Ich gestehe Amalou zu frei zu kommunizieren und ihren Unmut kund zu tun, denn ich respektiere die Grenzen meines Hundes und mute ihr gewisse Situationen, in denen sie sich unwohl fühlt schlicht und ergreifend nicht zu.
Auch an dieser Art des Respekts kann eine Partnerschaft wachsen.

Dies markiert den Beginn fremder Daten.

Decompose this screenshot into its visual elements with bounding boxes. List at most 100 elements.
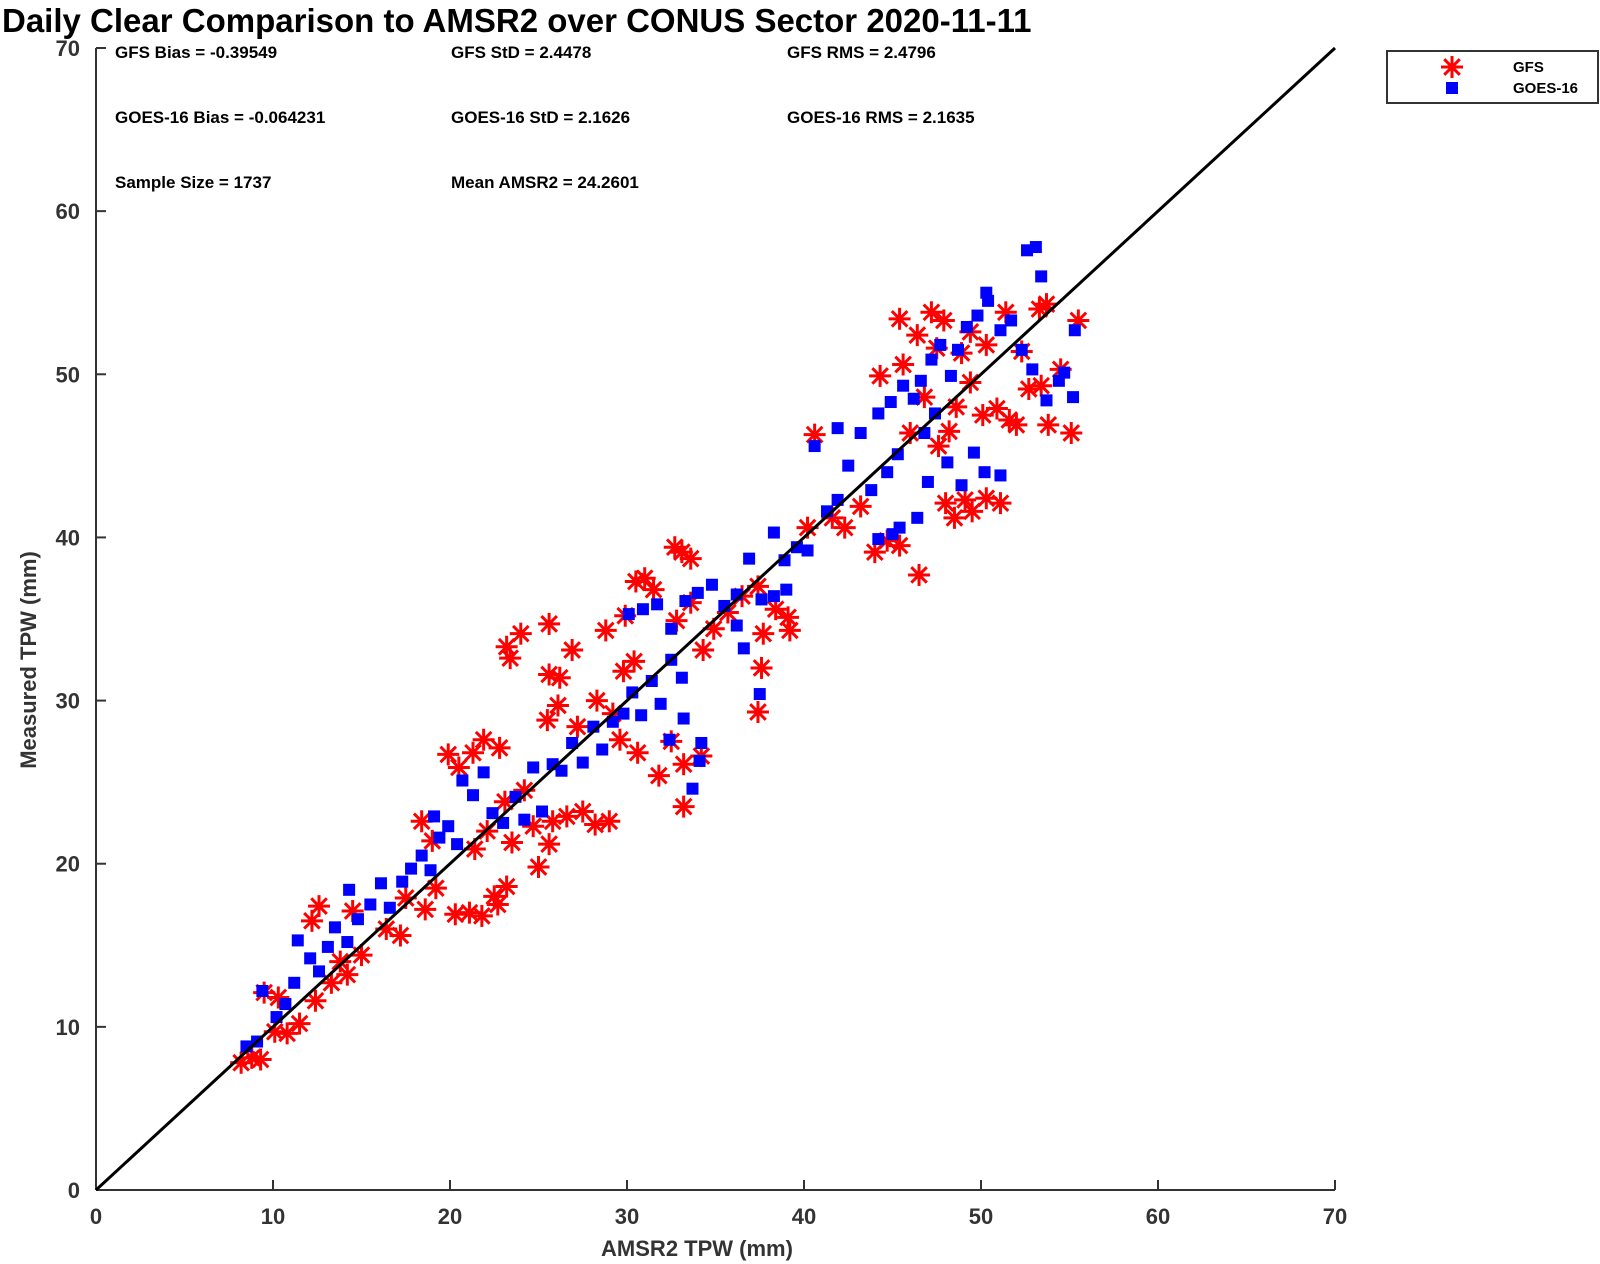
goes16-data-point (955, 479, 968, 492)
gfs-data-point (350, 944, 373, 967)
legend-box (1386, 50, 1599, 104)
x-tick-label: 70 (1323, 1204, 1347, 1229)
goes16-data-point (1067, 391, 1080, 404)
gfs-data-point (561, 638, 584, 661)
goes16-data-point (1015, 343, 1028, 356)
goes16-data-point (691, 586, 704, 599)
goes16-data-point (645, 674, 658, 687)
gfs-data-point (249, 1048, 272, 1071)
goes16-data-point (477, 766, 490, 779)
gfs-data-point (752, 622, 775, 645)
goes16-data-point (705, 578, 718, 591)
goes16-data-point (865, 484, 878, 497)
gfs-data-point (989, 492, 1012, 515)
gfs-data-point (633, 567, 656, 590)
goes16-data-point (536, 805, 549, 818)
x-tick-label: 40 (792, 1204, 816, 1229)
stat-label: Mean AMSR2 = 24.2601 (451, 173, 639, 192)
gfs-data-point (585, 689, 608, 712)
goes16-data-point (467, 789, 480, 802)
goes16-data-point (606, 715, 619, 728)
gfs-data-point (555, 805, 578, 828)
goes16-data-point (884, 396, 897, 409)
goes16-data-point (1058, 366, 1071, 379)
gfs-data-point (308, 895, 331, 918)
goes16-data-point (424, 864, 437, 877)
goes16-data-point (665, 622, 678, 635)
x-tick-label: 20 (438, 1204, 462, 1229)
legend-goes16-marker (1446, 82, 1458, 94)
y-tick-label: 60 (56, 199, 80, 224)
stat-label: GFS RMS = 2.4796 (787, 43, 936, 62)
gfs-data-point (888, 307, 911, 330)
goes16-data-point (872, 407, 885, 420)
goes16-data-point (767, 590, 780, 603)
goes16-data-point (527, 761, 540, 774)
gfs-data-point (833, 516, 856, 539)
gfs-data-point (336, 963, 359, 986)
goes16-data-point (693, 754, 706, 767)
goes16-data-point (351, 913, 364, 926)
stat-label: GFS StD = 2.4478 (451, 43, 591, 62)
gfs-data-point (1030, 374, 1053, 397)
goes16-data-point (928, 407, 941, 420)
goes16-data-point (911, 511, 924, 524)
gfs-data-point (414, 898, 437, 921)
gfs-data-point (444, 903, 467, 926)
gfs-data-point (943, 506, 966, 529)
goes16-data-point (518, 813, 531, 826)
gfs-data-point (961, 500, 984, 523)
goes16-data-point (897, 379, 910, 392)
y-axis-label: Measured TPW (mm) (16, 551, 41, 769)
gfs-data-point (945, 395, 968, 418)
series-goes-16 (240, 241, 1081, 1053)
goes16-data-point (617, 707, 630, 720)
goes16-data-point (951, 343, 964, 356)
goes16-data-point (1068, 324, 1081, 337)
goes16-data-point (279, 998, 292, 1011)
goes16-data-point (686, 782, 699, 795)
goes16-data-point (383, 901, 396, 914)
goes16-data-point (790, 541, 803, 554)
goes16-data-point (914, 374, 927, 387)
goes16-data-point (328, 921, 341, 934)
goes16-data-point (304, 952, 317, 965)
gfs-data-point (679, 547, 702, 570)
y-tick-label: 40 (56, 525, 80, 550)
gfs-data-point (594, 619, 617, 642)
goes16-data-point (626, 686, 639, 699)
gfs-data-point (672, 795, 695, 818)
x-tick-label: 60 (1146, 1204, 1170, 1229)
gfs-data-point (908, 563, 931, 586)
gfs-data-point (692, 638, 715, 661)
goes16-data-point (1035, 270, 1048, 283)
gfs-data-point (566, 715, 589, 738)
goes16-data-point (767, 526, 780, 539)
gfs-data-point (1005, 413, 1028, 436)
goes16-data-point (755, 593, 768, 606)
gfs-data-point (462, 741, 485, 764)
goes16-data-point (288, 976, 301, 989)
y-tick-label: 0 (68, 1178, 80, 1203)
goes16-data-point (971, 309, 984, 322)
gfs-data-point (288, 1012, 311, 1035)
gfs-data-point (584, 813, 607, 836)
goes16-data-point (451, 838, 464, 851)
gfs-data-point (500, 831, 523, 854)
legend: GFS GOES-16 (1386, 50, 1599, 104)
goes16-data-point (753, 688, 766, 701)
goes16-data-point (374, 877, 387, 890)
gfs-data-point (750, 656, 773, 679)
goes16-data-point (1040, 394, 1053, 407)
gfs-data-point (1037, 413, 1060, 436)
goes16-data-point (831, 422, 844, 435)
gfs-data-point (1035, 293, 1058, 316)
goes16-data-point (396, 875, 409, 888)
gfs-data-point (472, 728, 495, 751)
goes16-data-point (907, 392, 920, 405)
goes16-data-point (636, 603, 649, 616)
goes16-data-point (921, 475, 934, 488)
x-tick-label: 0 (90, 1204, 102, 1229)
goes16-data-point (635, 709, 648, 722)
goes16-data-point (944, 369, 957, 382)
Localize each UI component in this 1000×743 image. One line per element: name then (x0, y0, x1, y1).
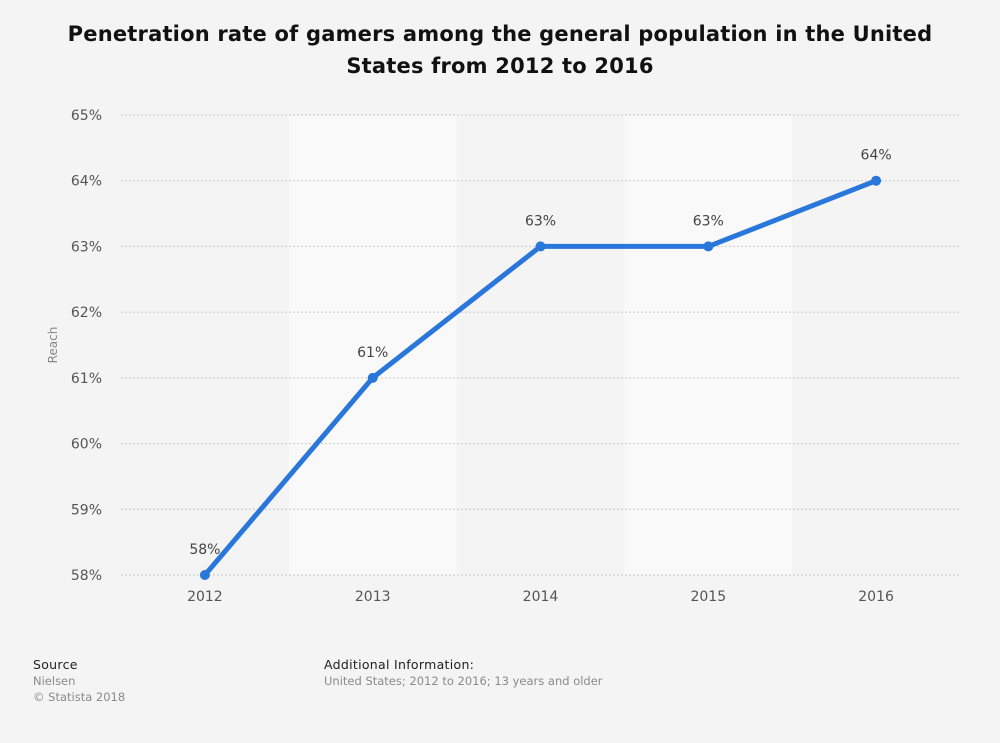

Es ist ja nicht so, dass sie hier im Rudel und unter einer Hand voll sehr erlesener Hundefreunde nicht genügend Sozialkontakte hätte.
Hinzufüg: falls du ggf meinst, dass Amalou bei Hundebegegnungen in der Leine hängt wie ein Flugdrache: weit gefehlt.
Aber sie darf bei unverbesserlichen, distanzlosen Tut-Nixen ihre Bürste stellen und durchaus auch knurren ... denn der Tut-Nix will ja nichts von MIR.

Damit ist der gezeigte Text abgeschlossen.